Using detailed chemical kinetics 3D-CFD model to investigate combustion phase of a CNG-HCCI engine according to control strategy requirements

Homogeneous Charge Compression Ignition (HCCI) method decline soot and NOx emission by offering high thermal efficiency in order of diesel engine. However, controlling HCCI combustion phenomena is known as the significant setback for its development. Control-oriented models use CA5, CA10, CA50 and CA90 as the most important dependent variables. Start of combustion (SOC), for instance, has already been traced via pressure rise versus crank angle. In fact, these simplifications have been progressed to reach real-time response as the main nature of controlling target.
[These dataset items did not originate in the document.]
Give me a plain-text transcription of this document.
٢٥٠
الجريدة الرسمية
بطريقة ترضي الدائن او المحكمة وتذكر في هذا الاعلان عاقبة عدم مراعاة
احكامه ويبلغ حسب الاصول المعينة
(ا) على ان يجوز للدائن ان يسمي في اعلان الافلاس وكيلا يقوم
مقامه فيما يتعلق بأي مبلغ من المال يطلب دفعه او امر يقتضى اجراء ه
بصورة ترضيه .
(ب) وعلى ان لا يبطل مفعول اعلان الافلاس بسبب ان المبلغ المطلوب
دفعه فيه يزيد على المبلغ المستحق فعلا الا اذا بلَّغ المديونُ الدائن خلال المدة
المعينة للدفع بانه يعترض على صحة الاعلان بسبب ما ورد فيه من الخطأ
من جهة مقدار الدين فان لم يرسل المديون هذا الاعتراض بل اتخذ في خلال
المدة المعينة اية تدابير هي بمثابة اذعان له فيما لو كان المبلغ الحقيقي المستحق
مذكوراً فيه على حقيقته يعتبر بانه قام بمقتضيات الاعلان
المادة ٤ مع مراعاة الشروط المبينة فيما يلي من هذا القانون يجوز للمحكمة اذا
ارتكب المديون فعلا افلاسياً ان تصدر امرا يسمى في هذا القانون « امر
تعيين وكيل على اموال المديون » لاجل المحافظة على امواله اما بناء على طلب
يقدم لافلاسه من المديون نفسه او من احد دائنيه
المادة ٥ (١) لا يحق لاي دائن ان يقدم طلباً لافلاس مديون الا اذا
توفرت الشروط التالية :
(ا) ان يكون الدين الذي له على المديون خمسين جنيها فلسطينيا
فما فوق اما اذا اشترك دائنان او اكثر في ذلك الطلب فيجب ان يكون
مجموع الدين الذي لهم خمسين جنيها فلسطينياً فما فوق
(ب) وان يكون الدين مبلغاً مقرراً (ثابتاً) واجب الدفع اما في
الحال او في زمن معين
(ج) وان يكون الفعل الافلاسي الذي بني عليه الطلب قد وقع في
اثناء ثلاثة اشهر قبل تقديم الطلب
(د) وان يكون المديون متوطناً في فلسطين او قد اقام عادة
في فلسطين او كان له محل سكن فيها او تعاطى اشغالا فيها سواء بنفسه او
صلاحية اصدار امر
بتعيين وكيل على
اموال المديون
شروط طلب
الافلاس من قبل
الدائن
In this study, a 3D CFD model coupled with detailed chemical kinetics has been modified to devise a brief relation between these controlling parameters and what really happens in combustion chamber. The model has been validated with experimental results in four distinct conditions. To detect combustion phase, hydroxyl radical (OH) has been suggested as an indicator among all other chemical species due to its significant role in CNG combustion. Various sets of simulations have come up with noticeable findings that CA50 in CNG fueled HCCI engine equals crank angles when OH concentration and pressure rise rate reach their peaks. This result represents OH as a potential robust parameter in HCCI engine control even though this relation is not established well in weak combustion region rather than high heat release rate (HHR) cases. Finally, IMEP and BSFC, as the most important performance parameters of an engine have studied versus CA50 and OH concentration variation. The comparison proved good agreement between these two terms except in near-TDC combustion cases.